I am a Millennial Caregiver of Color to Both Parents
Hello! I am a 27-year-old Asian American that is in school full time, working part-time, and a caregiver to both my mother and father.
My father is 67 and was diagnosed with mixed dementia in April 2021. My mother is 60, and I'm pretty sure she has had a lot of different psychological issues since she was young but was never diagnosed.
She was a very neglectful mother and was fully dependent on my father. If it wasn't for my father, I wouldn't have been able to survive my childhood.
I'm a millennial dementia caretaker
I was doing research and came across an article from this website talking about the rise in millennial dementia caretakers. I never would've imagined that this is what my life would be like at 27 years old.
It gets quite overwhelming and lonely. I've looked into the resources that are usually given, but I can't ever find myself relating. My friends are all in different places with their lives right now and probably won't expect to go through this for another decade or so.
Fraught family help
I get minimal help from extended family. There are a select few that have helped some, which I am grateful for.
Both of my parent's families are very culturally traditional. My mom's family, on top of that, are very strict Catholics.

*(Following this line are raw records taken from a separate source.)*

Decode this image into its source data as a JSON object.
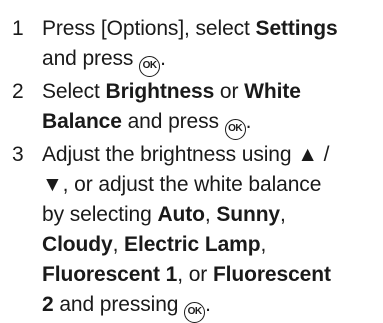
{
  "steps": [
    {
      "number": "1",
      "lines": [
        [
          {
            "t": "text",
            "v": "Press [Options], select "
          },
          {
            "t": "bold",
            "v": "Settings"
          }
        ],
        [
          {
            "t": "text",
            "v": "and press "
          },
          {
            "t": "ok",
            "v": "OK"
          },
          {
            "t": "text",
            "v": "."
          }
        ]
      ]
    },
    {
      "number": "2",
      "lines": [
        [
          {
            "t": "text",
            "v": "Select "
          },
          {
            "t": "bold",
            "v": "Brightness"
          },
          {
            "t": "text",
            "v": " or "
          },
          {
            "t": "bold",
            "v": "White"
          }
        ],
        [
          {
            "t": "bold",
            "v": "Balance"
          },
          {
            "t": "text",
            "v": " and press "
          },
          {
            "t": "ok",
            "v": "OK"
          },
          {
            "t": "text",
            "v": "."
          }
        ]
      ]
    },
    {
      "number": "3",
      "lines": [
        [
          {
            "t": "text",
            "v": "Adjust the brightness using ▲ /"
          }
        ],
        [
          {
            "t": "text",
            "v": "▼, or adjust the white balance"
          }
        ],
        [
          {
            "t": "text",
            "v": "by selecting "
          },
          {
            "t": "bold",
            "v": "Auto"
          },
          {
            "t": "text",
            "v": ", "
          },
          {
            "t": "bold",
            "v": "Sunny"
          },
          {
            "t": "text",
            "v": ","
          }
        ],
        [
          {
            "t": "bold",
            "v": "Cloudy"
          },
          {
            "t": "text",
            "v": ", "
          },
          {
            "t": "bold",
            "v": "Electric Lamp"
          },
          {
            "t": "text",
            "v": ","
          }
        ],
        [
          {
            "t": "bold",
            "v": "Fluorescent 1"
          },
          {
            "t": "text",
            "v": ", or "
          },
          {
            "t": "bold",
            "v": "Fluorescent"
          }
        ],
        [
          {
            "t": "bold",
            "v": "2"
          },
          {
            "t": "text",
            "v": " and pressing "
          },
          {
            "t": "ok",
            "v": "OK"
          },
          {
            "t": "text",
            "v": "."
          }
        ]
      ]
    }
  ]
}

Mental health is frowned upon, and I get tired of hearing, "I'm praying for you." It's disheartening that they expect me to take on full responsibilities of both parents while I'm still trying to figure out my own life and trying to build my future.
Hope and connection
I feel like I'm struggling financially, mentally, and emotionally. There are many days I feel like I'm stuck and my life is just over. I've sought therapy, but I haven't found it to be useful thus far.
I am hoping I can start finding and connecting with others that have a similar situation like mine, and that can help me push through these hard times.